Auf jeden Fall, denn vom Vitamin E, Zink und Kupfer werden mit der individuellen Normaldosis der "Siebener-Nährstoffkombination" bereits 100 bis 150 Prozent des Tagesbedarfs (gemäß DACH, DGE, BfR) aufgenommen. Aber auch vom Vitamin C, Beta-Carotin, Selen und Coenzym Q10 werden sehr wirkungsvolle Mengen zugeführt. Wäre dies nicht so, könnte das Immunsystem damit nicht so stark aktiviert werden, dass es in die Lage versetzt wird, gegen bestimmte Krankheitserreger vorzugehen, die es ohne diese Unterstützung nicht vernichten kann.

Betrachtet man die wichtigsten Vitamine und Mineralstoffe unserer Nahrung bezogen auf die verschiedenen Ernährungsweisen (Mischkost mit Fleisch, Fisch und Eiern, vegetarische und nichtvegetarische Vollwertkost und Trennkost etc.), gibt es ganz bestimmte Nährstoffe, von denen einige je nach Ernährungsweise meistens zu wenig zugeführt werden:

  • Aufgrund meiner Untersuchungen an einigen hundert Patienten in den letzten zwei Jahrzehnten kann ich mit Sicherheit sagen - dies ist auch wissenschaftlich belegt -, dass bezüglich der lebenswichtigen Mineralstoffe auf unserem Kontinent am verbreitetsten ein starker Selenmangel ist. Der Grund dafür sind Europas selenarme Böden. Dennoch sollte aber auch nicht zu viel Selen aufgenommen werden, weil zu viel Selen auch negative Wirkungen verursachen kann. Bis zu 100 Mikrogramm Selen pro Tag bei einer erwachsenen Person sind hingegen absolut unbedenklich. Der Tagesbedarf dieses Mineralstoffs liegt bei Erwachsenen nach meinen Erfahrungen bei ungefähr 30 bis 60 Mikrogramm.
  • Als nächstes folgt ein immer häufiger vorkommender und stärker werdender Kupfermangel. Kupfer wird unter anderem bei der Bildung von Antikörpern benötigt und bei Stress zusammen mit anderen Mineralstoffen, wie zum Beispiel Magnesium, vermehrt über den Urin ausgeschieden.
  • Bei bestimmten Ernährungsweisen ("Normalkost", einseitiger Vegetarismus etc.) findet man neben einem möglichen Magnesium-, Calcium-, Vitamin-D- oder Vitamin-B12-Mangel nicht selten auch einen mehr oder weniger ausgeprägten Zinkmangel und einen Mangel an Vitamin E.
  • Vor allem bei Kindern und Jugendlichen, die wenig oder kaum Obst und Gemüse essen, ist zusätzlich die Vitamin-C-Versorgung gefährdet.
  • Eine regelmäßige und ausreichende Versorgung mit bestimmten Carotinoiden, insbesondere mit Beta-Carotin, die vor allem in bestimmten Obst- und Gemüsesorten vorkommen (Karotten, Aprikosen, Kürbis etc.) und die der Körper in Vitamin A umwandeln kann, ist ebenfalls nur selten gewährleistet. Dieses wichtige "Augen-Vitamin" wird unter anderem besonders stark bei lang anhaltender Computertätigkeit verbraucht. Ein Vitamin-A-Mangel in der Netzhaut führt zu "angestrengten Augen" bis hin zur Nachtblindheit.
  • Coenzym Q10 schließlich hat eine Schlüsselrolle bei der Bildung der zellulären Energie. Ohne Coenzym Q10 könnte das Herz nicht schlagen und wir könnten uns nicht fortbewegen. Keine Zelle im Körper und somit auch nicht die weißen Blutkörperchen unseres Immunsystems könnten ohne Coenzym Q10 funktionieren.

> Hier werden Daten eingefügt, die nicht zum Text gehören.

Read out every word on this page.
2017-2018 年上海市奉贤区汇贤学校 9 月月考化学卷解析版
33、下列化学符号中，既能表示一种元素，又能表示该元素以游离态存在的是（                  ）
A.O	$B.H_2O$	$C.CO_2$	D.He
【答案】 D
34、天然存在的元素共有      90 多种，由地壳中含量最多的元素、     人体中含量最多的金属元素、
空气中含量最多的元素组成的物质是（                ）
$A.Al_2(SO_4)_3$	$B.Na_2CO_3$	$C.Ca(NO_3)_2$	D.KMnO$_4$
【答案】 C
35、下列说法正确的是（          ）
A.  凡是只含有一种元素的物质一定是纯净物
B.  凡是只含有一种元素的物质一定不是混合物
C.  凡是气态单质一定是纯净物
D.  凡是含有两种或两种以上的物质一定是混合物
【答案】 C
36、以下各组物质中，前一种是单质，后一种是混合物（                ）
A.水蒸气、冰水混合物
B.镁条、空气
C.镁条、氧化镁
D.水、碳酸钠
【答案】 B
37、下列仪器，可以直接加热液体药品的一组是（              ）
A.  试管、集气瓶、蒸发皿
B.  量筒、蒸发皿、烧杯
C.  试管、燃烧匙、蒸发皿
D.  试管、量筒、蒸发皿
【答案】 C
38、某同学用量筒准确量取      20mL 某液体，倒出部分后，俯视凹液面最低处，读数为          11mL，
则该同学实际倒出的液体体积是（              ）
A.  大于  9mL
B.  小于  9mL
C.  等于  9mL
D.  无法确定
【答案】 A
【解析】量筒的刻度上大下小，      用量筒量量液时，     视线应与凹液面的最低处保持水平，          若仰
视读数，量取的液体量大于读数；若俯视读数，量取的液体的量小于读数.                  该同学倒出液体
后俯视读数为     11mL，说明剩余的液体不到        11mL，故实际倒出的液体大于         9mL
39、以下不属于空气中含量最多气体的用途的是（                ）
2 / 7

Die Frage ist nun, in wieweit die gewichtsbezogene Normaldosis der "Siebener-Nährstoffkombination" nicht nur zur Versorgung des Körpers mit diesen eher kritischen Nährstoffen beiträgt, sondern wie schnell mögliche Mängel damit auch ausgeglichen werden können.
Aus Erfahrung weiß ich, dass ein starker Kupfermangel bei täglicher Gabe der Normaldosis meistens schon nach drei Monaten deutlich verringert ist und nach einem halben bis einem Jahr ausgeglichen sein kann. Man bedenke dabei, dass die individuelle Normaldosis den vollen Tagesbedarf an Kupfer gemäß DGE und DACH enthält!
Aber auch der weit verbreitete Selenmangel ist bei täglicher Einnahme der individuellen Normaldosis der "Siebener-Nährstoffkombination" bereits nach einigen Monaten deutlich verringert oder verschwunden.
Da mit der gewichtsbezogenen Normaldosis der "Siebener-Nährstoffkombination" auch der Tagesbedarf von Vitamin E und Zink und nicht unbedeutende Mengen an natürlichem Vitamin C, Beta-Carotin und Coenzym Q10 zugeführt werden, können entsprechende Mängel dieser Nährstoffe mit der täglichen Gabe der individuellen Normaldosis langfristig ebenfalls ausgeglichen oder zumindest stark verringert werden.